Health Survey for England reveals a nation in pain
20 December 2012
| Tags: health and wellbeing
, Health Survey for England
Today's Health Survey for England reveals more than 14 million sufferers of chronic pain - pain which has lasted for more than three months.
The study found that pain is more common among some groups than others, pain incurs significant costs and has serious mental health and wellbeing implications.
Certain groups are more likely to experience chronic pain:
• 37% of women, in comparison to 31% of men, reported chronic pain;
• 42% in the lowest income households had chronic pain, compared with 27% in the highest;
• although chronic pain was most prevalent in older people, one in six 16-34 year olds were affected.
The survey demonstrates a burden on health services and employers:
• almost one in four said pain had kept them from usual activities (including work) on at least 14 days in the last three months;
• 37% of sufferers had used specialist pain services, rising to 57% among those with the most severe pain.
We know from earlier research that:
• sufferers are five times more likely to visit their GP, equating to about 5 million GP appointments a year;
• back pain alone is estimated to cost £12.3 billion per year.
Pain has serious psychological impacts.
• Levels of positive wellbeing were lower than those with no pain and fell according to the severity of pain.
• Sufferers were more likely to be anxious or depressed - 69% with the severest pain reported this.
"This study helps us understand the real extent of pain in England today and who it affects. It demonstrates that pain is not just physiological, but also mentally debilitating. We also know that it places a cost burden on health services and employers through days lost from work. These results shed much needed light on an issue which affects so many, adding to a growing body of knowledge on chronic pain."
Rachel Craig, NatCen Social Research
"This authoritative Health Survey for England establishes beyond doubt the high prevalence of pain in the population of England, and its major impact on people's lives including work, and on wider society. Although most frequent in the elderly, the survey also shows that persistent pain is common through all ages from 16 upwards. Taken together with the findings published earlier this week of the National Pain Audit, both local and national commissioners have a duty to ensure that the National Health Service better serves the needs of people living with daily pain, by ensuring access to multi-disciplinary pain services, to restore functioning and ability to work."
Professor Richard Langford, President of The British Pain Society
Notes to Editors
1. The Health Survey for England is an annual survey, monitoring the health of the population. The Joint Health Surveys Unit of NatCen Social Research and the Research Department of Epidemiology and Public Health at UCL (University College London) are commissioned by the Health and Social Care Information Centre to carry out the survey. Each survey consists of core questions and measurements, plus modules of questions on specific issues that change periodically. The 2011 survey interviewed 8610 adults and 2007 children on a range of topics, including
- alcohol consumption,
- heart disease and stroke,
- social care.
Find out more about the Health Survey for England by visiting www.natcen.ac.uk/series/health-survey-for-england . The full report published today can be found at www.ic.nhs.uk/pubs/hse11report .

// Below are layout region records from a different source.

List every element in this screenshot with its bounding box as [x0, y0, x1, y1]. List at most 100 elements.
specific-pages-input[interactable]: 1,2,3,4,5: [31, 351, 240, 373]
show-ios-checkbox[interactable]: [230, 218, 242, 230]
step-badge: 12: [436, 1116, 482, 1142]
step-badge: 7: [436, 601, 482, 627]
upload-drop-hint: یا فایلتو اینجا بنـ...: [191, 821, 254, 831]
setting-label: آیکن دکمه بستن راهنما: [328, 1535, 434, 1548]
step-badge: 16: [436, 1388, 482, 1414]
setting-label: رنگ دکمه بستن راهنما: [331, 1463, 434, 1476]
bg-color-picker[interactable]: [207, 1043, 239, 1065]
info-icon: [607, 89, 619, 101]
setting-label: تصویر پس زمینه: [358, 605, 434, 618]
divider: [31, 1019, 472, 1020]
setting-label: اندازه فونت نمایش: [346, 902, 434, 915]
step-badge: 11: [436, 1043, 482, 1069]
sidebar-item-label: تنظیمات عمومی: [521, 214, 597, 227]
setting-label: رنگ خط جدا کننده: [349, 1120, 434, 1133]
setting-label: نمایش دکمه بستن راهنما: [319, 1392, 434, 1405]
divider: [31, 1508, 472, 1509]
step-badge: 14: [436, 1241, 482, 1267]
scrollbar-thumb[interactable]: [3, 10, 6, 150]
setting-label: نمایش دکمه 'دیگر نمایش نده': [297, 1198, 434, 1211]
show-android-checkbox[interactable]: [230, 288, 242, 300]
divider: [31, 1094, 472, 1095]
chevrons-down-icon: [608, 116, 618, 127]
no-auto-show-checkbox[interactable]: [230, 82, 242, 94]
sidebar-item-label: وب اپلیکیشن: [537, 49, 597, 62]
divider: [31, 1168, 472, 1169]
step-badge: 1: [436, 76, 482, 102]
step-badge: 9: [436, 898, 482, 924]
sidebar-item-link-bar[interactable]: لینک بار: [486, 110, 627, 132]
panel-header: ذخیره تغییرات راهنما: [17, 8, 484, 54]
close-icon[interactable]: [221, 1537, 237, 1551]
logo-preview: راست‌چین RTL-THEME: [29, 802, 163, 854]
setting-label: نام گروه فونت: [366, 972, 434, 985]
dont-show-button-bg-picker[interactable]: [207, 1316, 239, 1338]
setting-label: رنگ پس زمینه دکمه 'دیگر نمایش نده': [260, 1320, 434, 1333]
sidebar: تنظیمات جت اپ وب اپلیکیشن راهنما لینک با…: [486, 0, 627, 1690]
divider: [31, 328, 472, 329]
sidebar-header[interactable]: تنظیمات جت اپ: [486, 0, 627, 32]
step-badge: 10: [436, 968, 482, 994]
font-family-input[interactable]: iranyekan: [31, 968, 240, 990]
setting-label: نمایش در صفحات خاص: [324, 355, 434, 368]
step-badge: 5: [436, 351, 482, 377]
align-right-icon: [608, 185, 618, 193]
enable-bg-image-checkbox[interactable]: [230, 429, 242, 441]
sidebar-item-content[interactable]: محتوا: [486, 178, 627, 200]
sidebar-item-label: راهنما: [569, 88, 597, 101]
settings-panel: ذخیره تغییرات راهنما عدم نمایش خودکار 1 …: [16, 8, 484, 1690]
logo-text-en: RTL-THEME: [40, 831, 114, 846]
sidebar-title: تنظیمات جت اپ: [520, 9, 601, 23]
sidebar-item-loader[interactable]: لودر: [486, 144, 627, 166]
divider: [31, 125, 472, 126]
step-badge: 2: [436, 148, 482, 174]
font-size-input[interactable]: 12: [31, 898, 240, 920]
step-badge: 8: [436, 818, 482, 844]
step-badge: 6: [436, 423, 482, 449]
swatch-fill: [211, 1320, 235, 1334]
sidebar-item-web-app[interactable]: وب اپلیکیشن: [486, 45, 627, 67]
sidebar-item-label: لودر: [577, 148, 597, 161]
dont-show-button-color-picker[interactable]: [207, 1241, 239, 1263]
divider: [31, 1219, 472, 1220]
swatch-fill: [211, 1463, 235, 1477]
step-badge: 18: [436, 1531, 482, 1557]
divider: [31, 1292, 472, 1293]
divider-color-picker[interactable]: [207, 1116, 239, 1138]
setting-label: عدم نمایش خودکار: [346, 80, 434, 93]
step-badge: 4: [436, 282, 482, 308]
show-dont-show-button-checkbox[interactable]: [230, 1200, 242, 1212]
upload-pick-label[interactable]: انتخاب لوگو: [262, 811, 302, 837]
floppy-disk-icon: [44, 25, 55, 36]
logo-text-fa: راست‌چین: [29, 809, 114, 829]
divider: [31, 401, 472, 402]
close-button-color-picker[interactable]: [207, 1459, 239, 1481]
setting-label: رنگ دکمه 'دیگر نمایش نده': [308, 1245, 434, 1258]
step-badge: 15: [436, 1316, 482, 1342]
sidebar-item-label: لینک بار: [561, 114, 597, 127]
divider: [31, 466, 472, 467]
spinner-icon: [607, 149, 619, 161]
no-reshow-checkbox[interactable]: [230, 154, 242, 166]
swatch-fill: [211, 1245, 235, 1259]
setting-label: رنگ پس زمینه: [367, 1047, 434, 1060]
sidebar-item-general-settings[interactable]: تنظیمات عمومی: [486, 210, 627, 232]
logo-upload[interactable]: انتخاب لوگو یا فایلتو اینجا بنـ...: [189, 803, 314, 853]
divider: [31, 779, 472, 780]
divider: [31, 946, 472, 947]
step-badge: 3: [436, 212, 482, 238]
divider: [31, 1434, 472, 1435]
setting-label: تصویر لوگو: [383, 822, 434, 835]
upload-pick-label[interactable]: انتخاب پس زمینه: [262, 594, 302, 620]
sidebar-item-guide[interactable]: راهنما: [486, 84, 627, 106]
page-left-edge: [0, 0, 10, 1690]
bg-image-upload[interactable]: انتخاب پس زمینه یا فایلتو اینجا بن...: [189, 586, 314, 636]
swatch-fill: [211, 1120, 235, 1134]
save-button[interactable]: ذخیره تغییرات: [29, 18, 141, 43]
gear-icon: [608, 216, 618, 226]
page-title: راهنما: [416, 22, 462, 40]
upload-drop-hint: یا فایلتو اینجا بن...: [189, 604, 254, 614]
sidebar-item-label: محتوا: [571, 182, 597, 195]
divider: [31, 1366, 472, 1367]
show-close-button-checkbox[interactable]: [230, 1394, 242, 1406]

2. Chronic pain is pain or discomfort that troubles a person, either all of the time or on and off, and has lasted for more than three months.
3. At NatCen Social Research we believe that social research has the power to make life better. By really understanding the complexity of people's lives and what they think about the issues that affect them, we give the public a powerful and influential role in shaping services that can make a difference to everyone. And as an independent, not for profit organization we're able to focus our time and energy on meeting our clients' needs and delivering social research that works for society. Find out about the work we do by visiting www.natcen.ac.uk or follow us on twitter @NatCen
4. Founded in 1826, UCL (University College London) was the first English university established after Oxford and Cambridge, the first to admit students regardless of race, class, religion or gender and the first to provide systematic teaching of law, architecture and medicine.
We are among the world's top universities, as reflected by our performance in a range of international rankings and tables. According to the Thomson Scientific Citation Index, UCL is the second most highly cited European university and the 15th most highly cited in the world.
UCL has nearly 25,000 students from 150 countries and more than 9,000 employees, of whom one third are from outside the UK. The university is based in Bloomsbury in the heart of London, but also has two international campuses - UCL Australia and UCL Qatar. Our annual income is more than £800 million.